Questo report fornisce un’analisi dettagliata sulla distribuzione, copertura e funzionamento dei Centri Antiviolenza (CAV) in Italia, contestualizzandoli nel panorama europeo e mondiale. Attraverso l’utilizzo di dati aggiornati vengono evidenziati i punti di forza e le criticità del sistema italiano, con raccomandazioni per migliorare accessibilità, qualità e sostenibilità del servizio.
Contesto
La violenza di genere è un problema strutturale che richiede soluzioni sistemiche. Lo scorso anno in Italia è stato denunciato un reato attinente alla sfera della violenza di genere ogni 12 minuti. Il costo della violenza si quantifica innanzitutto in termini di vite umane (in Italia avviene un femminicidio ogni 3 giorni) ed in termini di benessere psico-fisico delle donne. Inoltre, le donne vittime di violenza guadagnano in media il 16% in meno delle loro coetanee. I Centri Antiviolenza sono pilastri fondamentali nella rete di supporto per le donne vittime di violenza, fornendo assistenza legale, psicologica ed emergenziale. Seppur non l’unico, costituiscono un tassello importante nel percorso di fuoriuscita dalla violenza, e non solo un rifugio all’acuirsi degli episodi di violenza. Fatti di cronaca hanno acceso il dibattito e portato all’attenzione nazionale la questione, mobilitando parte della popolazione e spingendo l’apertura di 13 nuovi centri nello scorso anno e di 150 nuovi centri negli scorsi 7 anni , principalmente grazie ad associazioni statuoriamente femministe. Al clamore per l’omicidio di Giulia Cecchetin, datato novembre dello scorso anno, la politica ha risposto in maniera scomposta ed emergenziale, e gli stanziamenti per corsi di educazione sessuale ed affetiva sono stati inefficaci e per la maggior non spesi.

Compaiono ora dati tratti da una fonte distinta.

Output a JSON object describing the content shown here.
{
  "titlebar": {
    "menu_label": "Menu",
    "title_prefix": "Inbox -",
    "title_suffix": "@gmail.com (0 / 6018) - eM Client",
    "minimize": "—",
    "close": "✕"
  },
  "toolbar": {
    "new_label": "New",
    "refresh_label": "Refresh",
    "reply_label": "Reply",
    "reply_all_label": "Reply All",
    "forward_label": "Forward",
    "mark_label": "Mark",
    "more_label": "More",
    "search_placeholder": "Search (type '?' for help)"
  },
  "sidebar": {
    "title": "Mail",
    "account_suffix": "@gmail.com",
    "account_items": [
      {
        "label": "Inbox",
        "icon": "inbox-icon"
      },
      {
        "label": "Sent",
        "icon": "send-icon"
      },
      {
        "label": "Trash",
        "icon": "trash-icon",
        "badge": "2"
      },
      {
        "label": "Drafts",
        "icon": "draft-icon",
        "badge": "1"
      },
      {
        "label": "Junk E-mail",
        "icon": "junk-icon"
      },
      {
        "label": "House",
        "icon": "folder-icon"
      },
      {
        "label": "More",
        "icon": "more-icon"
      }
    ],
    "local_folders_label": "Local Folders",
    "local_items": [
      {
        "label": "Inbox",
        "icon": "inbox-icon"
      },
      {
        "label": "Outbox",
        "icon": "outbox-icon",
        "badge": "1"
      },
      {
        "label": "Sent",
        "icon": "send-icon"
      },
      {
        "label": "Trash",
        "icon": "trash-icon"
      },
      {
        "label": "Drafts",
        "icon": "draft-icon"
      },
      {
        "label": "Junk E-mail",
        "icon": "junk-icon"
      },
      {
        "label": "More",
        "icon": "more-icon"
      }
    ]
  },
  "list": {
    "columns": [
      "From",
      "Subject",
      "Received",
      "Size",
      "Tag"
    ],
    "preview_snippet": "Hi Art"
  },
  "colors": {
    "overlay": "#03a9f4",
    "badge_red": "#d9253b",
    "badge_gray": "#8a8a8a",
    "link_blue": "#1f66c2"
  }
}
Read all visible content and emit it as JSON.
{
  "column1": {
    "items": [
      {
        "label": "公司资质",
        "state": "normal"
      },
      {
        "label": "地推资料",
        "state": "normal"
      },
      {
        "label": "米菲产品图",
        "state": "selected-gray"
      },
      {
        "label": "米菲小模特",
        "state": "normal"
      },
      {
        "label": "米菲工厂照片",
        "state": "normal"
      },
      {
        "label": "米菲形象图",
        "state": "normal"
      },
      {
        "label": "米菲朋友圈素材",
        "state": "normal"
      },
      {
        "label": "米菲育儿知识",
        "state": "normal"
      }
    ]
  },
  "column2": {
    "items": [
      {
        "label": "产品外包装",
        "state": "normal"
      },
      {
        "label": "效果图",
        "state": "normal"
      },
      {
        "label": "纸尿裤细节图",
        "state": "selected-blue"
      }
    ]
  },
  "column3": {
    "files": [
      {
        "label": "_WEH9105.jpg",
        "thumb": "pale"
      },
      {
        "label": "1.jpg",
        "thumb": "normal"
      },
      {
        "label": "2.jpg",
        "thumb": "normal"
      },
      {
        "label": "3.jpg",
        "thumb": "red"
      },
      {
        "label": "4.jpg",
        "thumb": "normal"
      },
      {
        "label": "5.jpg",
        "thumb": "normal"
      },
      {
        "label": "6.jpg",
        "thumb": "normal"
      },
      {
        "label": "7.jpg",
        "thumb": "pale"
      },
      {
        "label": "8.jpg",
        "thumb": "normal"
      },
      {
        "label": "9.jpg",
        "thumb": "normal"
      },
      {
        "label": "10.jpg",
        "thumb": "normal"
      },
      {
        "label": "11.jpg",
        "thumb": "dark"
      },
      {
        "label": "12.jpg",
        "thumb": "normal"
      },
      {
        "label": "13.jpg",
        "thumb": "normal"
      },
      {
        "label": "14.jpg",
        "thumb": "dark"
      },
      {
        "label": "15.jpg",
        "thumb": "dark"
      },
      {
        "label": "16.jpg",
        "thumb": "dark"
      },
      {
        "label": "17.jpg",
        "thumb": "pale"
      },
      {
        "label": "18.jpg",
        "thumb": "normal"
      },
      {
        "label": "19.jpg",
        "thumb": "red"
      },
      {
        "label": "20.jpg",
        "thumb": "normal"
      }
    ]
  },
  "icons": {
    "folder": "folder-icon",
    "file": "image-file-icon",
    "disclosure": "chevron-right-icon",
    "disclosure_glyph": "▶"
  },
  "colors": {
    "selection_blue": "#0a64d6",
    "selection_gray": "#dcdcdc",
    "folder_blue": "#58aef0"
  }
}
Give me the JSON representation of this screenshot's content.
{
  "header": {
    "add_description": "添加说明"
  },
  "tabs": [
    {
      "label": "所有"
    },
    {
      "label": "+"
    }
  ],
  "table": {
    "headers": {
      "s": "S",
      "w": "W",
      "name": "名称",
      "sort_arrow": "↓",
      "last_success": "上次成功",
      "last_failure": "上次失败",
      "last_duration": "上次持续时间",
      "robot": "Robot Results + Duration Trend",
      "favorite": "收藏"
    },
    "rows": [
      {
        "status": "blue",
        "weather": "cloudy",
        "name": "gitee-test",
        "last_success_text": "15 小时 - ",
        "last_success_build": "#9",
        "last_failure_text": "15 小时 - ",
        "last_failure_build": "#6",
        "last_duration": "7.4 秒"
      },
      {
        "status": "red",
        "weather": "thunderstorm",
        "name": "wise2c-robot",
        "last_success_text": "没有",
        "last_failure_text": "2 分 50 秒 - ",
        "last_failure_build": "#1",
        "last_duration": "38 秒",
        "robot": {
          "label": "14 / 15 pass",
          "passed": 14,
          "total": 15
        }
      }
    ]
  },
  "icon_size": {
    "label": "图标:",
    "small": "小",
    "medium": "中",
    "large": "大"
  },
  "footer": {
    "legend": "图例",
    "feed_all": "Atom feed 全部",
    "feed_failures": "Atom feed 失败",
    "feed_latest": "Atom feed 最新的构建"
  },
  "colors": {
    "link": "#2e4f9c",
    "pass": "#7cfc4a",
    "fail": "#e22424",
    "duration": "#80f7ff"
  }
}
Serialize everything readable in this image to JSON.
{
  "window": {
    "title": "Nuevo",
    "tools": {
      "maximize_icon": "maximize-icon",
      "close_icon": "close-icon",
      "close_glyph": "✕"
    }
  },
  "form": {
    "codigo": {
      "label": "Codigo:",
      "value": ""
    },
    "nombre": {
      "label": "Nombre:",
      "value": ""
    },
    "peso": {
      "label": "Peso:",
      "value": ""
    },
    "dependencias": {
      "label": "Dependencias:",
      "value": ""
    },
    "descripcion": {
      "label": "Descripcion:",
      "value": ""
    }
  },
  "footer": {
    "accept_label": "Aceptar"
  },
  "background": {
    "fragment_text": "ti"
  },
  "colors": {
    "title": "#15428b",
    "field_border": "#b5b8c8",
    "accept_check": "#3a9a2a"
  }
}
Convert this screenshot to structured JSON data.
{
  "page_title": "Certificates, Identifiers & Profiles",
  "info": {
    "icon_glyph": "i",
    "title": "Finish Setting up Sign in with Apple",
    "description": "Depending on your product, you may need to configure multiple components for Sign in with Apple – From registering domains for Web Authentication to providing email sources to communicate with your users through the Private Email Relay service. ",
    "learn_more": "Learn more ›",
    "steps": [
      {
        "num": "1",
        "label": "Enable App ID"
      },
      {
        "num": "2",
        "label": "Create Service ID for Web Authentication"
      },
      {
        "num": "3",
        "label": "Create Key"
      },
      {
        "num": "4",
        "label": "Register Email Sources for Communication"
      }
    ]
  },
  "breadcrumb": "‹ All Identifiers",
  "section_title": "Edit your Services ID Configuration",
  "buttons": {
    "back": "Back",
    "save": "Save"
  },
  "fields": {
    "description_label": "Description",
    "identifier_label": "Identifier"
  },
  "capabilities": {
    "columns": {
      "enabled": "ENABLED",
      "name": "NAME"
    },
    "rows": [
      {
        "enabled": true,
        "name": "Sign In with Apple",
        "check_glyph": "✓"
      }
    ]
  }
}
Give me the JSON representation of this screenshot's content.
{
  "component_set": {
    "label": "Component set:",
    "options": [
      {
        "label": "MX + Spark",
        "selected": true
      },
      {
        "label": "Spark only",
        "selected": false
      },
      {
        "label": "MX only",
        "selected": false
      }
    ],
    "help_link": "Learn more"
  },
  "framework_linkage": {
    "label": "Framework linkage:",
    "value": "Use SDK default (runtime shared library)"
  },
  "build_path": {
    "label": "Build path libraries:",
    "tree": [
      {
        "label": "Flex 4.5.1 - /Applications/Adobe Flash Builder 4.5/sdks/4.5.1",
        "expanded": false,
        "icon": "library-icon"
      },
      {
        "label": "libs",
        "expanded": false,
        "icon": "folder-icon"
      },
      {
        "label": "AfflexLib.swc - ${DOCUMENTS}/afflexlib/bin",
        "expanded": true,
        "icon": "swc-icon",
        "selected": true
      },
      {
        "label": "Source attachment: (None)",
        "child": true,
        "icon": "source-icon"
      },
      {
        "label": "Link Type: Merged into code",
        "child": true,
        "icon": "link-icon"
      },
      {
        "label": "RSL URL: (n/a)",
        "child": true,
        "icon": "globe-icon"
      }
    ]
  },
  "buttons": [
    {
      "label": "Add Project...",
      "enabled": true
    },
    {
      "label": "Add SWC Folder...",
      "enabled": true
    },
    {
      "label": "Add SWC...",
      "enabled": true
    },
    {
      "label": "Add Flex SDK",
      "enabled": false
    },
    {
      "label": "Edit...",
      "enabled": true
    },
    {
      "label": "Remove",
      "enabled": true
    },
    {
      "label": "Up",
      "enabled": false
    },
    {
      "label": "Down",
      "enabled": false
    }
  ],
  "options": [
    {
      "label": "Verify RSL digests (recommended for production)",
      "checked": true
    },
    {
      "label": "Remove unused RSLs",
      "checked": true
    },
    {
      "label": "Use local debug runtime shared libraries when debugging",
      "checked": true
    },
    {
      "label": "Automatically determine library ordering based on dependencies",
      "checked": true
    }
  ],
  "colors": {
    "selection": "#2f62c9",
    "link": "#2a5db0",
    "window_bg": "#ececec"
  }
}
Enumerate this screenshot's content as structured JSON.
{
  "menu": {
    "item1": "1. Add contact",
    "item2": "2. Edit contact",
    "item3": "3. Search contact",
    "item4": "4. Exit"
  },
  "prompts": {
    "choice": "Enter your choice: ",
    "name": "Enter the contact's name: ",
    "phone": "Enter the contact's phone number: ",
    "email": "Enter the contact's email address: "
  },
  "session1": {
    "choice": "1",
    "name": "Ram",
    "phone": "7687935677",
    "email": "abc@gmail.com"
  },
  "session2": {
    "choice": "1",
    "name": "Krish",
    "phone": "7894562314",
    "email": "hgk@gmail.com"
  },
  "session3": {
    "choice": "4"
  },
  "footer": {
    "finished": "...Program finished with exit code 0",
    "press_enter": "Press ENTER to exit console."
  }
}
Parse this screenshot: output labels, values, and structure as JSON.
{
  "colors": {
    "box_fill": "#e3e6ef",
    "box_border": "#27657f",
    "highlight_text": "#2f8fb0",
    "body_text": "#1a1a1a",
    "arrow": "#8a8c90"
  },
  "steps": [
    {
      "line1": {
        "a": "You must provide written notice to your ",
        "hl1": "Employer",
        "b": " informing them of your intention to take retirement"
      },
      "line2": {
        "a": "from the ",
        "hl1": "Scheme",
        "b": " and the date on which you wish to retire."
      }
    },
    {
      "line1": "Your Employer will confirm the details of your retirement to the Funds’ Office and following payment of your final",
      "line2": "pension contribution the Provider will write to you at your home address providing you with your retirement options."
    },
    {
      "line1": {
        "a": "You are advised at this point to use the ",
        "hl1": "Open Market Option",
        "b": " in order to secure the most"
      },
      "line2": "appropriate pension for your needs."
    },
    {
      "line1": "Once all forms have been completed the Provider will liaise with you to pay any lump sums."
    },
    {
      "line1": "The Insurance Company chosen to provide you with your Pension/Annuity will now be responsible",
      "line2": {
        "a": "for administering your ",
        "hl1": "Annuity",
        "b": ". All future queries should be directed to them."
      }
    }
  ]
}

Nonostante il generale miglioramento, i livelli minimi di servizio non sono garantiti nel 77% delle province italiane e persistono disuguaglianze significative nella distribuzione territoriale dei CAV e nella loro accessibilità, soprattutto imputabili alla scarsa programmazione e coordinazione tra stato ed enti locali. I centri antiviolenza non costituiscono la soluzione unica al pervasivo fenomeno della violenza, e ci auguramo che una presa di coscienza collettiva possa seguire dall’impegno di queste piccole realtà e dal supporto delle istituzioni.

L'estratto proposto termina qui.